Sunday, July 4, 2010

maoist overgroundoos

Running list of maoist sympathizers (who I call overgroundoos)

Earlier the members of Revolutionary Writers Association members G Kalyan Rao, Vara Vara Rao, Chalasani Prasad, and popular balladeer Ghaddar, Dalit leader Manda Krishna Madiga, Telugu film actor-director Narayana Murthy and women's activist G Sandhya and many others speaking before the cremation described Azad as the embodiment of revolutionary struggle against the exploitation of the people.

Linky
Thanks to Muppalla from brf,

“He believed it’s neither the gun nor the pen which is powerful. He always felt man is more powerful to bring about any change in society,” recalls Nellutla Venugopal, who last met Azad at Regional Engineering College-Warangal in 1978.

“I saw the spark in him way back in 1978. He was a dynamic leader and a brilliant speaker,” says K G Kannabiran, president of People’s Union for Civil Liberties.

Recalling an incident, C Bhaskar Rao, general secretary, Organisation for Protection of Democratic Rights (OPDR), says: “When two Andhra University research scholars were mowed down by a bus (RTC was not in government hands then) in Vizag in 1979, he staged protests for nationalisation of RTC.” As an aside, Rao says Azad even planned to place boulders on railway tracks at Simhachalam to disrupt train services and force the authorities to bring RTC under government sector. “Such was his commitment to a cause,” he says.

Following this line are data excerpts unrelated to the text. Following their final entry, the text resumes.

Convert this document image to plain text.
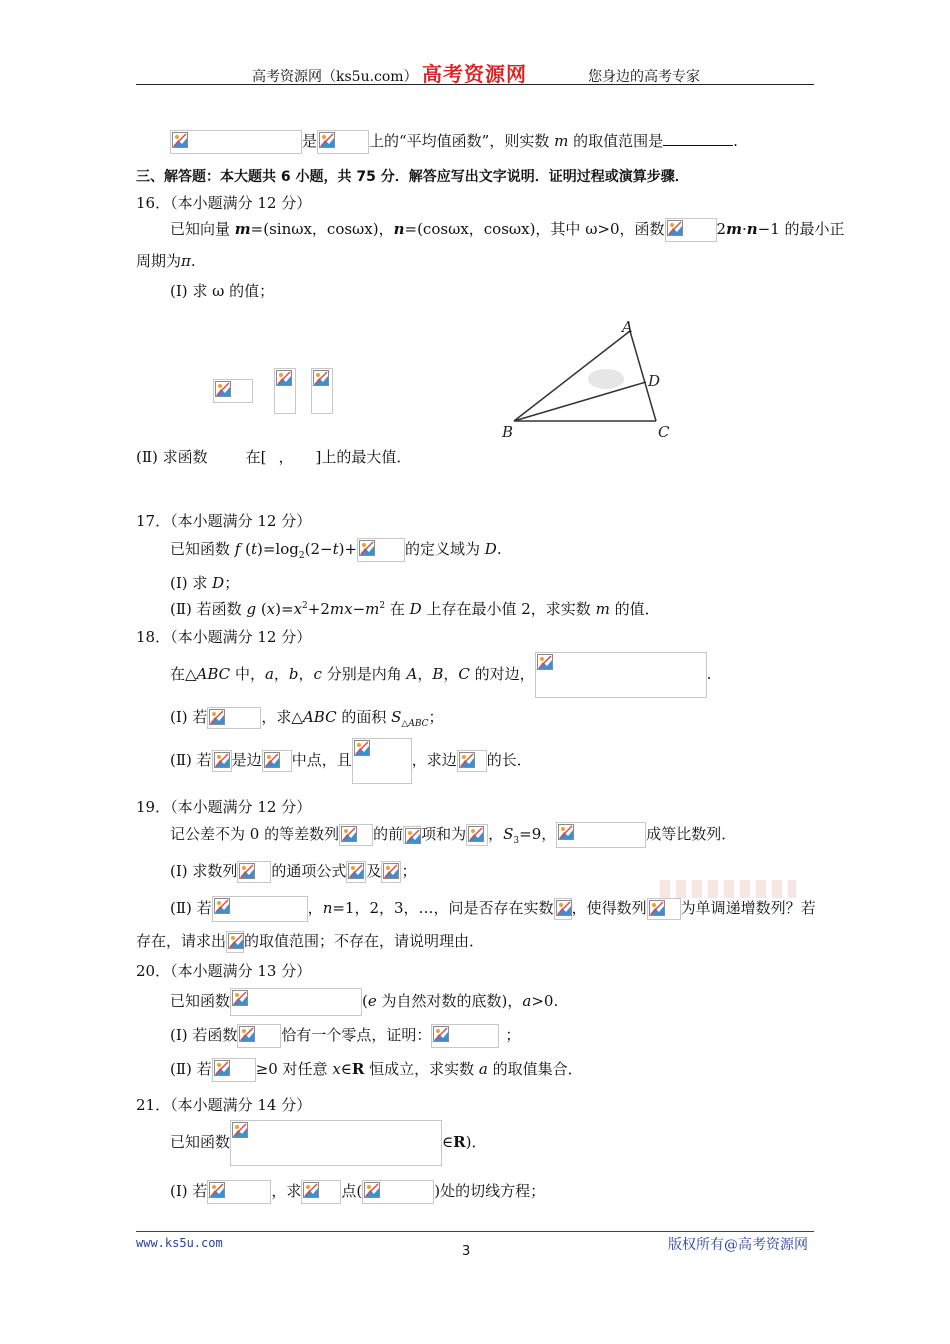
高考资源网（ks5u.com） 高考资源网	您身边的高考专家
是	上的“平均值函数”，则实数 m 的取值范围是	.
三、解答题：本大题共 6 小题，共 75 分．解答应写出文字说明．证明过程或演算步骤．
16．（本小题满分 12 分）
已知向量 m=(sinωx，cosωx)，n=(cosωx，cosωx)，其中 ω>0，函数	2m·n−1 的最小正
周期为π.
(Ⅰ) 求 ω 的值；
A
B	C
D
(Ⅱ) 求函数	在[ ， ]上的最大值．
17．（本小题满分 12 分）
已知函数 f $(t)=\log_2(2-t)+$	的定义域为 D.
(Ⅰ) 求 D；
(Ⅱ) 若函数 g $(x)=x^2+2mx-m^2$ 在 D 上存在最小值 2，求实数 m 的值．
18．（本小题满分 12 分）
在△ABC 中，a，b，c 分别是内角 A，B，C 的对边，	.
(Ⅰ) 若	，求△ABC 的面积 $S_{\triangle ABC}$；
(Ⅱ) 若 是边 中点，且	，求边 的长．
19．（本小题满分 12 分）
记公差不为 0 的等差数列 的前 项和为 ，$S_3=9$，	成等比数列．
(Ⅰ) 求数列 的通项公式 及 ；
(Ⅱ) 若	，n=1，2，3，…，问是否存在实数 ，使得数列 为单调递增数列？若
存在，请求出 的取值范围；不存在，请说明理由．
20．（本小题满分 13 分）
已知函数	(e 为自然对数的底数)，a>0.
(Ⅰ) 若函数	恰有一个零点，证明：	；
(Ⅱ) 若	≥0 对任意 x∈R 恒成立，求实数 a 的取值集合．
21．（本小题满分 14 分）
已知函数	∈R)．
(Ⅰ) 若	，求	点(	)处的切线方程；
www.ks5u.com
3	版权所有@高考资源网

He believed that the defence of rights of the tribals cannot be ensured effectively through political and non-violent means,” Sandhya of Progressive Organisation for Women says. Sandhya’s mother and Azad’s mother Cherukuri Karuna are sisters. His father Rajaiah Chowdary was a rich landlord and even ran a hotel in Hyderabad. “An ever smiling, Azad understood the pulse of the poor,” Sandhya chips in.

N Chari, a Maoist sympathizer in Karimnagar, says Namballa Keshav Rao, present Military Commission in-charge of Maoist party, and slain State Committee leader Puli Anjaiah were his batchmates.

Azad always said Maoists never blocked the projects that would ameliorate the conditions of the poor. “If they have occasionally blocked the construction of roads, it is to prevent big companies from coming into drain the wealth from tribal areas,” Varavara Rao says quoting Azad.